Objectives To optimize an unsupervised generative model to infer associated complications at any disease progression stages for patients with type 2 diabetes.
Materials and Methods Our study utilized the data from a 17-hospital-based regional healthcare delivery network in Shanghai, China, representing the real-world common incomplete electronic health records (EHRs). We used an optimized generative model to realize Markov-based virtual patient simulations.
Results Our model was trained and tested on a longitudinal cohort of patients (9,298 in an 11-year timespan), who have developed, or are at risk developing, type 2 diabetes, to simulate a specified number of virtual patients with the entire progression path (5,000 with a 23.9-year illness trajectory). With illness trajectory evaluated by endocrinologists, the findings indicate both retrospective and prospective possibilities to help understand diabetes and associated complications; particularly, given a target stage, it is straightforward to infer the risks of any complications at other stages, not merely transitioning from an earlier state to a later state but from a later state to an earlier state.

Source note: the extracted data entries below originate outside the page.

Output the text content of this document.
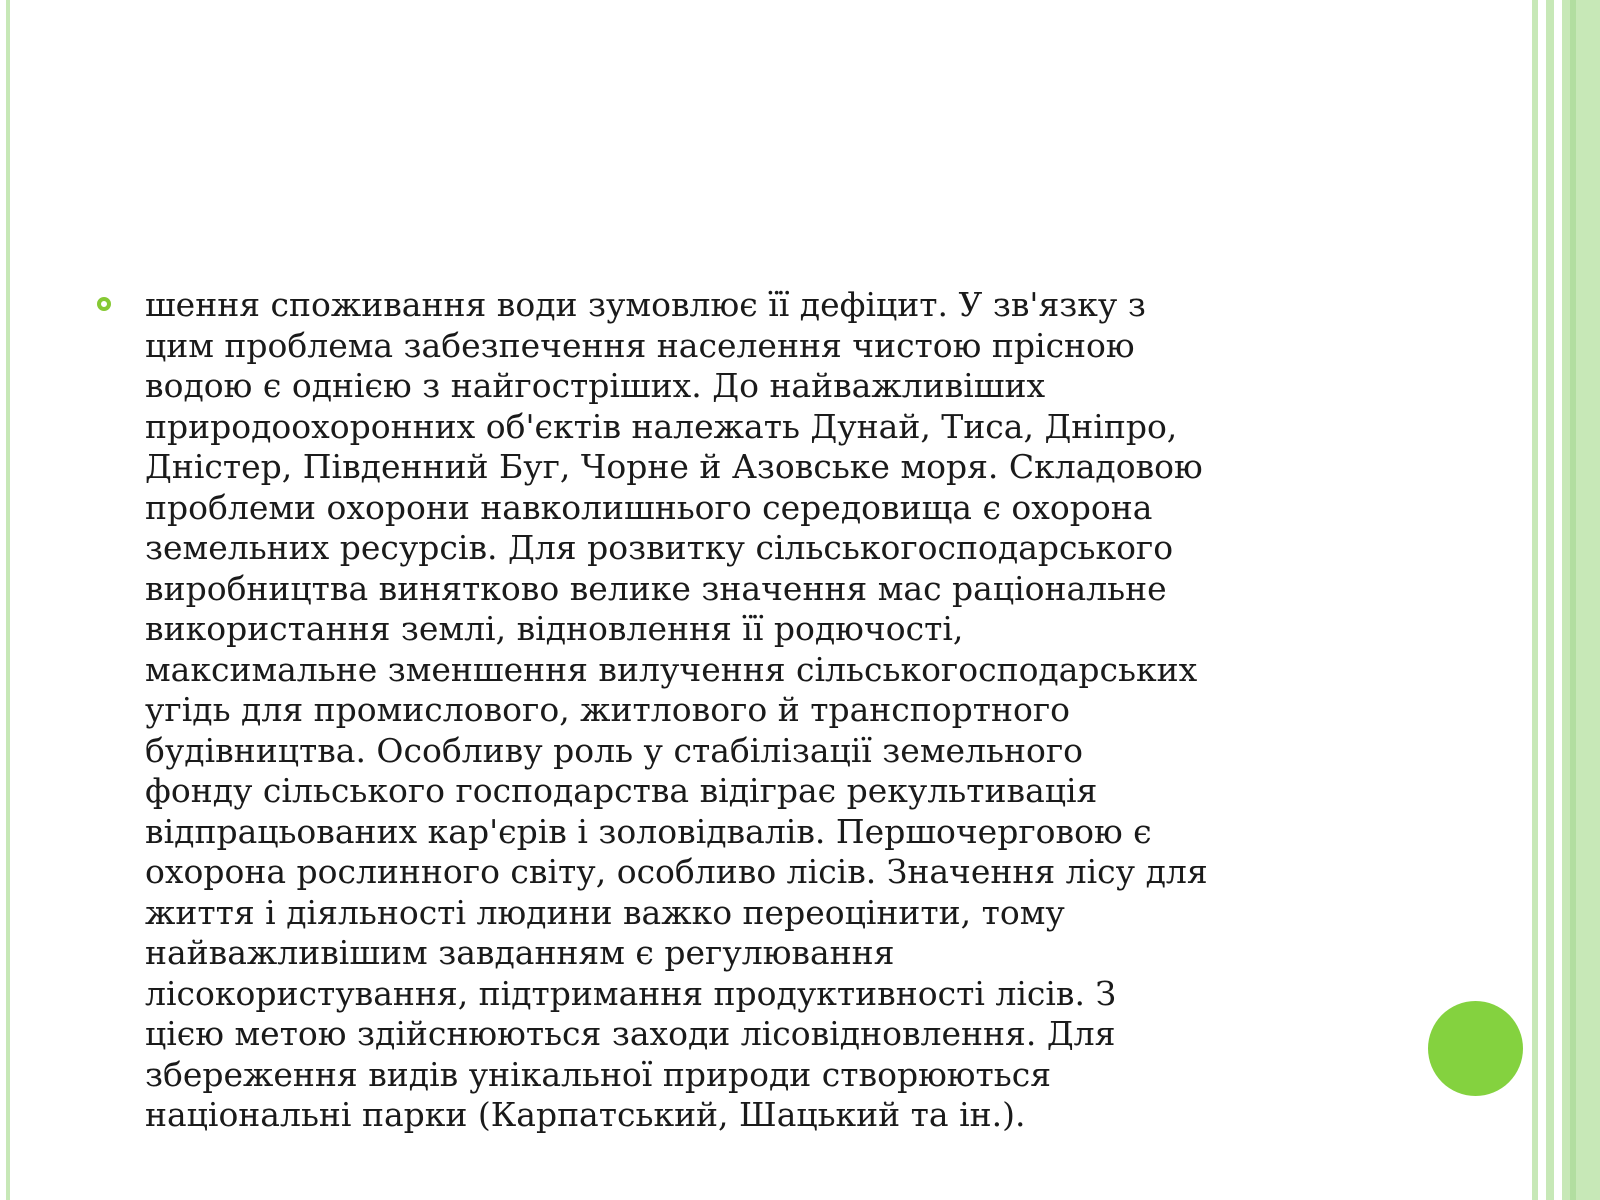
шення споживання води зумовлює її дефіцит. У зв'язку з
цим проблема забезпечення населення чистою прісною
водою є однією з найгостріших. До найважливіших
природоохоронних об'єктів належать Дунай, Тиса, Дніпро,
Дністер, Південний Буг, Чорне й Азовське моря. Складовою
проблеми охорони навколишнього середовища є охорона
земельних ресурсів. Для розвитку сільськогосподарського
виробництва винятково велике значення мас раціональне
використання землі, відновлення її родючості,
максимальне зменшення вилучення сільськогосподарських
угідь для промислового, житлового й транспортного
будівництва. Особливу роль у стабілізації земельного
фонду сільського господарства відіграє рекультивація
відпрацьованих кар'єрів і золовідвалів. Першочерговою є
охорона рослинного світу, особливо лісів. Значення лісу для
життя і діяльності людини важко переоцінити, тому
найважливішим завданням є регулювання
лісокористування, підтримання продуктивності лісів. З
цією метою здійснюються заходи лісовідновлення. Для
збереження видів унікальної природи створюються
національні парки (Карпатський, Шацький та ін.).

Discussion The optimized generative model aims to deal with the lack of a comprehensive tracking of the disease’s natural history. Virtual patient trajectories simulated by the generative model can offer a strong level of privacy through a lower risk of identifying real patients.
Conclusions Using a generative model can help solve incomplete and/or insufficient data problems. It is feasible to facilitate population health management as a statistical retrospect or prediction of virtual patient trajectories.